For days, the spider stared through the jar and the window. This was not its home; the children who pressed their dirty faces against the glass were not its family. The spider refused to eat, refused to weave a web.
“This spider’s broken,” one student said.
The teacher put the bumblebee in the spider’s jar.
Until then, spider and bee, mortal enemies, had lived in adjacent jars on the same shelf. Through the curved walls of their identical prisons, the spider that would not spin and bee that would not buzz reached out to one another with their minds, until a single idea sparked on the invisible tether of their shared loneliness.

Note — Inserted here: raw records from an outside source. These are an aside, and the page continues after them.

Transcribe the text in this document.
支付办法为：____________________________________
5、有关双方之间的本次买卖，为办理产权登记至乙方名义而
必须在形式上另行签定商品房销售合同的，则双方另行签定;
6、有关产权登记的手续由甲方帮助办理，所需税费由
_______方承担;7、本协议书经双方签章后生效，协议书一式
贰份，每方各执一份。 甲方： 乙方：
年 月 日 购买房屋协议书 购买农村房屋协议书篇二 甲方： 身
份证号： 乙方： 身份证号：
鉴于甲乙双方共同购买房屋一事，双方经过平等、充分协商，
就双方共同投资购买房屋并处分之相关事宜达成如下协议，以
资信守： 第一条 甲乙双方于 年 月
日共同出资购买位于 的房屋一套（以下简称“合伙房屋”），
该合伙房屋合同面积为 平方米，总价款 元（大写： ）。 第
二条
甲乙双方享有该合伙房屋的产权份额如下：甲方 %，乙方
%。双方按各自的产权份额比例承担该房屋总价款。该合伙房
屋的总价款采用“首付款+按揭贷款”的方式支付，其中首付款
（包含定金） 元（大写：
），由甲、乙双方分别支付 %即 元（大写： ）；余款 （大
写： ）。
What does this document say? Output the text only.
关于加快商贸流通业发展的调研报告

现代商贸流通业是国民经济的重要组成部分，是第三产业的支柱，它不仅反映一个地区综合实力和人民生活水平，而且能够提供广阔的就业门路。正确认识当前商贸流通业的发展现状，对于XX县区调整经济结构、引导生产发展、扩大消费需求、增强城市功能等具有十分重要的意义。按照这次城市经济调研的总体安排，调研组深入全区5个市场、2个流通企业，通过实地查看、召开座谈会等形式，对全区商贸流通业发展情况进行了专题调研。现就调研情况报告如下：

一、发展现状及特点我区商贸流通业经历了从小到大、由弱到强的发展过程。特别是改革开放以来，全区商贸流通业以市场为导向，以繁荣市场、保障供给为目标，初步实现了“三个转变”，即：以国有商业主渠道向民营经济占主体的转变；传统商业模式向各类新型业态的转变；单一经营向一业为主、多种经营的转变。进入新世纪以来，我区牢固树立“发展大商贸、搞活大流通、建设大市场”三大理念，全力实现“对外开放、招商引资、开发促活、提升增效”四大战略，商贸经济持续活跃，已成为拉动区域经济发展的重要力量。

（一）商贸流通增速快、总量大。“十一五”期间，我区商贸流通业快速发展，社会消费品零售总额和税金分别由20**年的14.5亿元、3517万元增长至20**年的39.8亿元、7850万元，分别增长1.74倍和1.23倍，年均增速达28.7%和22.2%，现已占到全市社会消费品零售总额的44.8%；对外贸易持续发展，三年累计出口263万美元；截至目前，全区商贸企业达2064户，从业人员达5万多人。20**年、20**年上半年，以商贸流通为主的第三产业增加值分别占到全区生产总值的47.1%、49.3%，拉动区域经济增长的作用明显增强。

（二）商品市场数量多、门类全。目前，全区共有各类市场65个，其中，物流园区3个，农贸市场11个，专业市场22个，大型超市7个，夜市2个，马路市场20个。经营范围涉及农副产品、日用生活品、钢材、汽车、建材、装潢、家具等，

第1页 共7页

Survivor: Earth Science ended in murder-suicide.
#
“Sweetheart, what’s for dinner?” asks the Husband I Forgot to Marry, a man who doesn’t look like my father, my ex-boyfriends, or any man I’ve ever met: he looks like what having a husband feels like.
“You promised to take the kids out for pizza.”
He sighs, stale cigarettes and whiskey. “But I wanted to watch the game tonight.”
“I’m sure you’ll find the time,” I say, noting a smudge of something red on his collar. “For children, pizza… everything.”
After he’s gone, I miss the kiss he didn’t give me.
#
In the field, the spiders have mended their webs again. They swing in the wind, singing their spider songs.
A man and a woman are walking through the field. Summer’s gone; the grass is long and dry. As the woman walks, its withered blades scratch a love poem across her bare thighs. “Look at all those spiders. We should take a picture.” She pulls out her cell phone.
She’s always calling them “We” and it makes him uncomfortable.
She loves photography and tells herself that one day, she’ll just take pictures for a living. Once she’s famous, she’ll dump this loser whose car smells like stale pizza and date a rock star.
“Kneel down and shoot up the gap between them,” he says.
“Cool! They’re in silhouette.” She hands him her cell phone.
The spiders hang in the wind, saying nothing. The man and woman are too big for them to eat. They’ve never had their pictures taken before. They don’t know how to be celebrities.
“I bet I could sell it to a magazine,” she says.
“I just posted it on Facebook.” He waggles the phone at her. “I bet we’ll get a thousand hits!”
“We? What’s this We shit?” She glares at him. “That was my picture!”
Thunder rumbles, echoing in the space between them. Rain falls. The spiders scurry inside the cars. The man and woman run.
Everyone runs for cover but the man on the porch and the young women in the bright red VW. They’ve come to the farmhouse bearing good news: the world should be ending any minute now! No time to dawdle, get drunk, or screw, the Creator’s about to manifest his Great Plan! A handful of lucky winners will grab immortality’s brass ring, while all those other sorry buggers will crash and burn. The harvest is at hand: it’s a great day for schadenfreude!
The farmer reaches behind his rocking chair, recalling the words on their last pamphlet:
LIFE IS AN ECHO…
Truly. The prophet Remington agrees. Namaste, bitches, ramma-lamma-ding-dong—KA-BLAM!—Papa’s reaped a brand new Bug!
Blood and rain collect in shallow pools on the lawn.
The farmer fires up his tractor.
Beneath the eaves, another egg sac bursts.